University of Wisconsin - Madison
Paul Sondel, MD, PhD and Amy Erbe-Gurel, PhD
Grant Type: 
Innovation Grants
Year Awarded: 
Type of Childhood Cancer: 
Project Description: 

Half of all neuroblastoma patients are diagnosed with high-risk neuroblastoma. Even with the recent addition of immunotherapy, which has been proven to help, only ~ 50% of children with high-risk disease are cured. Laboratory studies have identified three characteristics that make high-risk-neuroblastoma harder to cure using the current clinical regimen of chemotherapy, surgery, radiation and immunotherapy.
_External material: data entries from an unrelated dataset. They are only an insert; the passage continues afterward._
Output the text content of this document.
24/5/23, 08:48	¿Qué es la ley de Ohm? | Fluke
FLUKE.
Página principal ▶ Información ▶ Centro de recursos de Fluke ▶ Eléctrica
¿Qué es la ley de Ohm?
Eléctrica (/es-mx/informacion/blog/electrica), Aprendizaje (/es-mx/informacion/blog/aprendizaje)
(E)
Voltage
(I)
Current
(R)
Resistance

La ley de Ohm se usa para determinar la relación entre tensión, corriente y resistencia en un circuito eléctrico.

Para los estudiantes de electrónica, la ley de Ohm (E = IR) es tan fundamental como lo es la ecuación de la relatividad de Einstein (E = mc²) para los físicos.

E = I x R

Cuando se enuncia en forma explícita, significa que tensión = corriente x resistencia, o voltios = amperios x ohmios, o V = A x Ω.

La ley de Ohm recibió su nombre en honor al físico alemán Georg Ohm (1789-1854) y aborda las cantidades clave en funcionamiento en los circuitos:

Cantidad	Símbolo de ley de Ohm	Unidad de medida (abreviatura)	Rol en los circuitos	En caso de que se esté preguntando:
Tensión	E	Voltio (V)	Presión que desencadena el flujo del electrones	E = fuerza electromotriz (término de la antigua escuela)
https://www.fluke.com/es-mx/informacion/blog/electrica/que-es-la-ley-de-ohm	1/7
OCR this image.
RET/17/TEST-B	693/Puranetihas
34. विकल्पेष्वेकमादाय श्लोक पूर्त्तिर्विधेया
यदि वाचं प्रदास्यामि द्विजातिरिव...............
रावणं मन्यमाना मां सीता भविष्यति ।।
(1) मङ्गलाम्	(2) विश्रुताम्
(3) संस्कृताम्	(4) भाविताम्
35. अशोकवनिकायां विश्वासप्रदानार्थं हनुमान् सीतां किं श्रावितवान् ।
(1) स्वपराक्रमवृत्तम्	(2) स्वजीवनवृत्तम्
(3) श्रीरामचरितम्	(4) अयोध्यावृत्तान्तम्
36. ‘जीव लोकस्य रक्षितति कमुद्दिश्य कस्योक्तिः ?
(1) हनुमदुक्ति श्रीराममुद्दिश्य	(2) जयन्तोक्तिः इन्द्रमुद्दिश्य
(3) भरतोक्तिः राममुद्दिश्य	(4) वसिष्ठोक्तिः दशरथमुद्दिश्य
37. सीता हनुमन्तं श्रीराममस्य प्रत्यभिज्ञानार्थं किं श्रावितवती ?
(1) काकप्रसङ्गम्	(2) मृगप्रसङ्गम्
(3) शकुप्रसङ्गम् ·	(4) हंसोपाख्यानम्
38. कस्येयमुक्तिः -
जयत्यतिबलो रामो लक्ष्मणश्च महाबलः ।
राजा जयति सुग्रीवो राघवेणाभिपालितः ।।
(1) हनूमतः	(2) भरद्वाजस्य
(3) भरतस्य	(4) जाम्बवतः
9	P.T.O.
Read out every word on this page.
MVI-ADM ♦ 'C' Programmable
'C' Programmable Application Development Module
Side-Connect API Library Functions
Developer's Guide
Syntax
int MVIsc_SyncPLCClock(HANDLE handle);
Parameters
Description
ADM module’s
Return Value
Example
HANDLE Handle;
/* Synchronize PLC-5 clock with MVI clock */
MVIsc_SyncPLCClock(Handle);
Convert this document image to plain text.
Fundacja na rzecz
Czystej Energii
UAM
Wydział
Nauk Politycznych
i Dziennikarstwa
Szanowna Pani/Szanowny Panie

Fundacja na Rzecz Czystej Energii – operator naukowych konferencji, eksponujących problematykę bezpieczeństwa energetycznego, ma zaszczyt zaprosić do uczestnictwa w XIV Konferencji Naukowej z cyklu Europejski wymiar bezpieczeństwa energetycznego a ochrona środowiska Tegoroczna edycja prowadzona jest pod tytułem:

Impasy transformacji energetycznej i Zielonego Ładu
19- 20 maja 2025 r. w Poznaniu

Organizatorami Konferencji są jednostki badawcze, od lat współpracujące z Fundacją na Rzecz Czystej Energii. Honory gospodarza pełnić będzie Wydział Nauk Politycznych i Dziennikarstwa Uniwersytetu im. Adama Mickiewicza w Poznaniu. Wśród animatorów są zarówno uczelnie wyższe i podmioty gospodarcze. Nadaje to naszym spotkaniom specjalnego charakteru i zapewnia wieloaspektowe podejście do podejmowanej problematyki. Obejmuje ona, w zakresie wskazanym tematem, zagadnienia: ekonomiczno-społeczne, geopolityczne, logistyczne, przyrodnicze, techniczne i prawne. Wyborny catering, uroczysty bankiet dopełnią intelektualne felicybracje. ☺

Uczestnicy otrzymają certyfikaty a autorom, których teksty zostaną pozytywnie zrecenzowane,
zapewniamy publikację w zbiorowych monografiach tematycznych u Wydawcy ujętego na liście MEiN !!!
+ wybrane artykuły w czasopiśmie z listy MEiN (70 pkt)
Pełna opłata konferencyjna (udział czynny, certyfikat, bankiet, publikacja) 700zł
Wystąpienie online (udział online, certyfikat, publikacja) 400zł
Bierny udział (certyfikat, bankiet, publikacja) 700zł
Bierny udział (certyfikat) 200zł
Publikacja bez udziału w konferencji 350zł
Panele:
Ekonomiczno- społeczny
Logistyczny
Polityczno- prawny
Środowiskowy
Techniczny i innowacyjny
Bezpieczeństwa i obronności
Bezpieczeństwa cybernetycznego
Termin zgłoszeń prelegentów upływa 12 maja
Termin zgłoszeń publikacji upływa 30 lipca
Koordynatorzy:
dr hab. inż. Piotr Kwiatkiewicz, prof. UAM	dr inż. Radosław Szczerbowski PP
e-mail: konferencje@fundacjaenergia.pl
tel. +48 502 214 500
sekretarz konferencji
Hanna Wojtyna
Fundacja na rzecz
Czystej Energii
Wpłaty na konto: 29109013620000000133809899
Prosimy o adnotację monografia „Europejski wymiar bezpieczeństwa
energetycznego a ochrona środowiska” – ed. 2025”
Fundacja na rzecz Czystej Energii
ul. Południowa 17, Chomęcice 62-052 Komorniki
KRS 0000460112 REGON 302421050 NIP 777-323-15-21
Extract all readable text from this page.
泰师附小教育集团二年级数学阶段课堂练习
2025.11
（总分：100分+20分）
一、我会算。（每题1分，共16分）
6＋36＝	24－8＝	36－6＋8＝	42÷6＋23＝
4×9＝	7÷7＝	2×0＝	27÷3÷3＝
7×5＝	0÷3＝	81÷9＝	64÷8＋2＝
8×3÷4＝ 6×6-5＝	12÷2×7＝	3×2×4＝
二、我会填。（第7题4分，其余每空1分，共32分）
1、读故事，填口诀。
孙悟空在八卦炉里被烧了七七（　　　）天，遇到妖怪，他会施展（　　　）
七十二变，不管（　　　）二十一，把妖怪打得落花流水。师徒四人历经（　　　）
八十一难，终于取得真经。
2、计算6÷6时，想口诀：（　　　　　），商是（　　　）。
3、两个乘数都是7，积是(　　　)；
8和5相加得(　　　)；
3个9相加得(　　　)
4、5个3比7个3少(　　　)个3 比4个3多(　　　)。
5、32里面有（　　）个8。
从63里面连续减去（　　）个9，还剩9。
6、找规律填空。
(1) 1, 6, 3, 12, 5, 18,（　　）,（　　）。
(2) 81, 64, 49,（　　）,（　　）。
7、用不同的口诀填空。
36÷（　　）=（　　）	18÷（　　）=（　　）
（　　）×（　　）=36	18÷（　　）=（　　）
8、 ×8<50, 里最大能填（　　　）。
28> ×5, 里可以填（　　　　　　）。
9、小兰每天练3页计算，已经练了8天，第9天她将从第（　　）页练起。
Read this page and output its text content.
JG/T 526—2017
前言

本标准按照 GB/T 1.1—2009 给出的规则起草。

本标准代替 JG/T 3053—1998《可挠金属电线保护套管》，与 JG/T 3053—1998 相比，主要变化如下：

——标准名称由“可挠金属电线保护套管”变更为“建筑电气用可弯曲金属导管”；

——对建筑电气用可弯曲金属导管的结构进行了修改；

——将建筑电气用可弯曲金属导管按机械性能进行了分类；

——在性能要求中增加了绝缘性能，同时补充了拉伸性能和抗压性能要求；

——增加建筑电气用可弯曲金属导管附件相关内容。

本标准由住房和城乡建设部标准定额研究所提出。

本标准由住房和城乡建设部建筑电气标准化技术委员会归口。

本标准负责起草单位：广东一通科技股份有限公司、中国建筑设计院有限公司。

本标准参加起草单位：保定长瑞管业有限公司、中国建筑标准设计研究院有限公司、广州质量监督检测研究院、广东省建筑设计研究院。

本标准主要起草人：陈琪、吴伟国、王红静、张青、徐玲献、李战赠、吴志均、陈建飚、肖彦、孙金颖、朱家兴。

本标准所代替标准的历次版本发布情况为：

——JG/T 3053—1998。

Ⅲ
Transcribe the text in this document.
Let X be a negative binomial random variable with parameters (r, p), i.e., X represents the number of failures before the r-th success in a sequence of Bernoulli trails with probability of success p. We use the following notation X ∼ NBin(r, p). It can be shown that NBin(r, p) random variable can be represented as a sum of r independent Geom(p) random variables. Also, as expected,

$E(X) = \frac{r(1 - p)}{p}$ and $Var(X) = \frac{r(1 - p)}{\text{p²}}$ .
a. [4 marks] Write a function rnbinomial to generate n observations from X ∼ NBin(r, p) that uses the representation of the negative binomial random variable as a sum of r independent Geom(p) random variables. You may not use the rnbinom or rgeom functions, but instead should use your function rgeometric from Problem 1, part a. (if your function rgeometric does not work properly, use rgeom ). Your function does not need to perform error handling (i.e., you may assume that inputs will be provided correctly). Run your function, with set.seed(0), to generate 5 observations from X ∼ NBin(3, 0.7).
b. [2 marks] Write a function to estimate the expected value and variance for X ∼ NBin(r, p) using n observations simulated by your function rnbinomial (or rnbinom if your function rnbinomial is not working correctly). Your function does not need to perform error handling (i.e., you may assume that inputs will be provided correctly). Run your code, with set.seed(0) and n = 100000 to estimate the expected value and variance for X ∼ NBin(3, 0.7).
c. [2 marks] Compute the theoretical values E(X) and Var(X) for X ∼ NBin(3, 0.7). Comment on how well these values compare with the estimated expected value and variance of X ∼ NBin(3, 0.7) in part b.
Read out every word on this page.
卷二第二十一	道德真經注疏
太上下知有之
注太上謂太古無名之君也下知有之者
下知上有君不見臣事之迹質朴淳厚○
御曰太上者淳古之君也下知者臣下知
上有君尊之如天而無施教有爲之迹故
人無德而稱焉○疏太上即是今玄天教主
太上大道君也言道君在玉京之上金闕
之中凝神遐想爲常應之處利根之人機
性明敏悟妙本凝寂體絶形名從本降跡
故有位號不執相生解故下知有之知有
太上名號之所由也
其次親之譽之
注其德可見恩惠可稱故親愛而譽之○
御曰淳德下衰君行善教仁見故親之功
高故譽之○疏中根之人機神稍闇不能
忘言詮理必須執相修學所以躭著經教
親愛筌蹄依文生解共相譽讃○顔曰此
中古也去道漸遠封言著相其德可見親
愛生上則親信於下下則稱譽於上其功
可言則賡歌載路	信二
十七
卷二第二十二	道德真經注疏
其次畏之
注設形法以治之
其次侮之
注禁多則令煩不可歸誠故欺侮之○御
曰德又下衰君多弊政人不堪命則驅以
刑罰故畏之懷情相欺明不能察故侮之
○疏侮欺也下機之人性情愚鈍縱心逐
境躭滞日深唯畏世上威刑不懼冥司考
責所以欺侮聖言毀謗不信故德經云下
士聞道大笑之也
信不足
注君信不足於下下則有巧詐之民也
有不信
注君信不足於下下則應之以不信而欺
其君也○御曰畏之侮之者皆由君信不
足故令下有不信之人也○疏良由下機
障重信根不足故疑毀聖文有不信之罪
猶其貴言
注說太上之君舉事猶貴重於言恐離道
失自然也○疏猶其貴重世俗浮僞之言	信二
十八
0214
These 3 characteristics include: 1) amplification of the MYCN gene, which makes the cancer divide and resist chemotherapy and immunotherapy; 2) a low number of mutations, which limits the number of targets the immune system can see on the neuroblastoma; and 3) a loss of MHC molecules on the neuroblastoma, making the neuroblastoma cells “invisible” to the immune cells. We are developing a combination therapy regimen to treat high-risk neuroblastoma, and testing it in mice that have a neuroblastoma (called 9464D-GD2) that mimics these 3 features of clinical high-risk neuroblastoma. Although the standard clinical regimen can’t cure mice with even a small 9464D-GD2 tumor, we cure mice with small 9464D-GD2 tumors using a novel combination radio-immunotherapy regimen. In order to improve this to enable cures of mice with larger tumors, or with tumors in more than one location, we are now adding to this regimen additional drugs that we are showing can restore expression of MHC molecules, to better enable immune cells to recognize and destroy the neuroblastoma. This project will systematically test this approach in mice with larger, or multiple tumors, using agents that could translate to clinical testing, and that influence MHC on clinical neuroblastoma.

Project Goals:

We hypothesize that high-risk neuroblastoma can resist current immunotherapy because: A) it has low/absent MHC (making it “invisible” to immune cells); and B) the immune system is inhibited by the MYCN pathway that characterizes high-risk neuroblastoma. This project uses the 9464D-GD2 neuroblastoma, which mimics the genetics and clinical behavior of the human disease, to test these hypotheses and develop a multipronged approach to circumvent these problems, by pursuing 3 related research aims: Aim 1) Analyze how the MHC genes are turned off in both human and mouse neuroblastoma, and expand on our initial work showing that appropriate epigenetic-modifying (EM) drugs can get MHC genes turned back on, enabling sufficient expression of MHC molecules to allow immune recognition. Aim 2) Determine the best way to give these EM drugs to mice with 9464D-GD2 tumors to induce an adequate level of MHC on the neuroblastoma, while maintaining immune function and not causing toxicity to the mouse. Aim 3) Develop a combination therapy regimen that includes agents that can activate and expand tumor-reactive immune cells in combination with EM drugs that enable neuroblastoma cells to be better seen and destroyed by immune cells. Overall, our goal is to better understand why high-risk neuroblastoma is so resistant to immune recognition and destruction, to develop a more effective immunotherapeutic strategy that can cure mice with large or metastatic 9464D-GD2 neuroblastomas that simulate children with this disease, in order to establish a regimen for clinical testing that is designed to substantially improve the cancer-free survival for children with high-risk neuroblastoma.